K=4 Iteration count: 20 Convergence Value: 0.1
vl-1799{n=172 c=[0.331, 0.260] r=[0.132, 0.111]}
vl-1780{n=382 c=[0.374, 0.724] r=[0.165, 0.094]}
vl-1796{n=1129 c=[0.625, 0.540] r=[0.154, 0.089]}
vl-1798{n=117 c=[0.871, 0.390] r=[0.058, 0.127]}
> c1<-read.csv (file= "/users/kevin/k-means0.csv", sep= ",", Header=false)
> c2<-read.csv (file= "/users/kevin/k-means1.csv", sep= ",", Header=false)
> c3<-read.csv (file= "/users/kevin/k-means2.csv", sep= ",", Header=false)
> c4<-read.csv (file= "/users/kevin/k-means3.csv", sep= ",", Header=false)
> Y<-rbind (C1,C2,C3,C4)
> cols<-c (Rep (1,nrow (C1)), Rep (2,nrow (C2)), Rep (3,nrow (C3)), Rep (4,nrow (C4)))
> Plot (y, col=c ("Red", "green", "yellow", "blue") [cols])
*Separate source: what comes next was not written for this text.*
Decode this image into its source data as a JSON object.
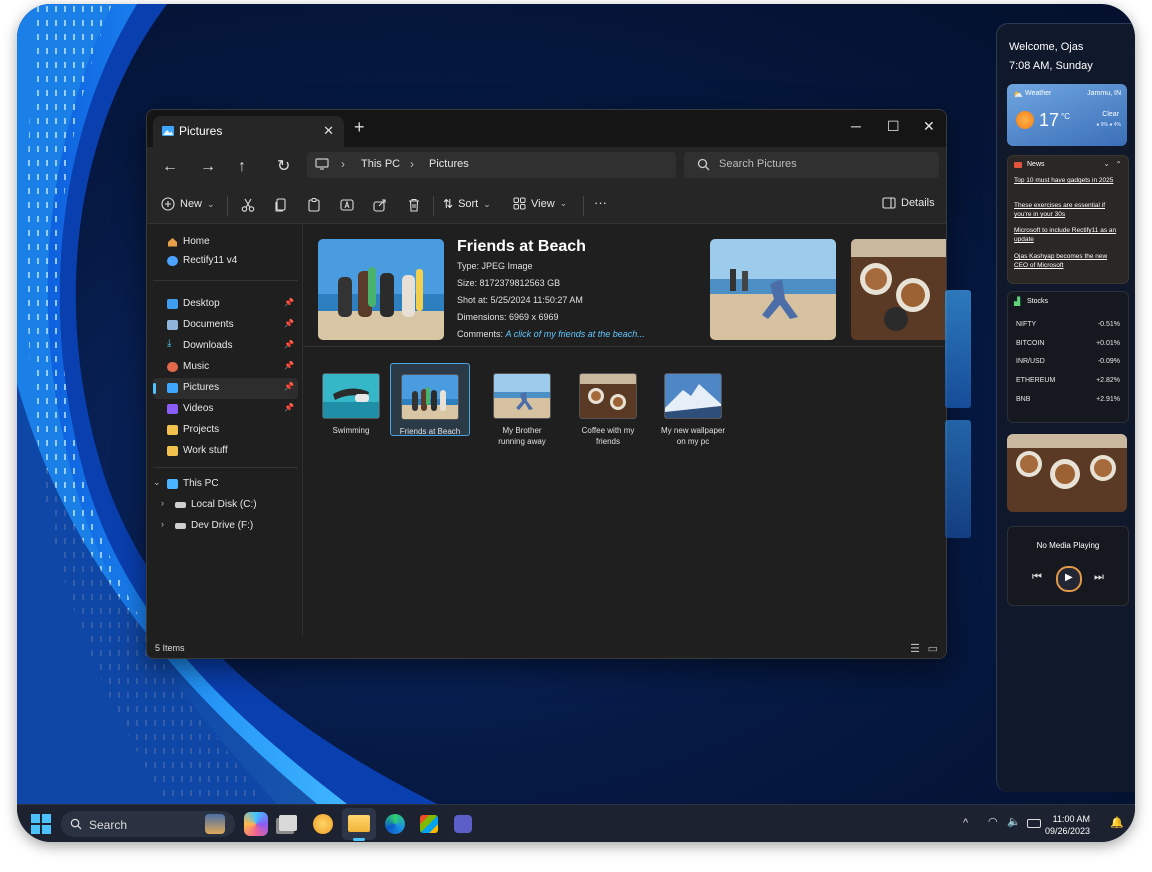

> Center<-matrix (C (0.331, 0.260, 0.374, 0.724, 0.625, 0.540, 0.871, 0.390), ncol=2,byrow=true)
> Points (center, col= "violetred", pch = 19)
Iteration count K value 4 convergence value 0.1
Iteration count 4 K value Convergence value 0.1
Iteration count K value 4 convergence value 0.01
The number of iterations is 4 of the convergence value of the value 0. 0000001
Finally, summarize:
For the same initial centroid, the effects of different k values, different iterations and different convergence thresholds on the clustering results are analyzed, but the initial centroid is randomly generated, so there is no way to fix them temporarily. For the K value, the number of iterations, and the convergence of different values have a direct impact on the final clustering results. It takes a lot of attempts to get better results.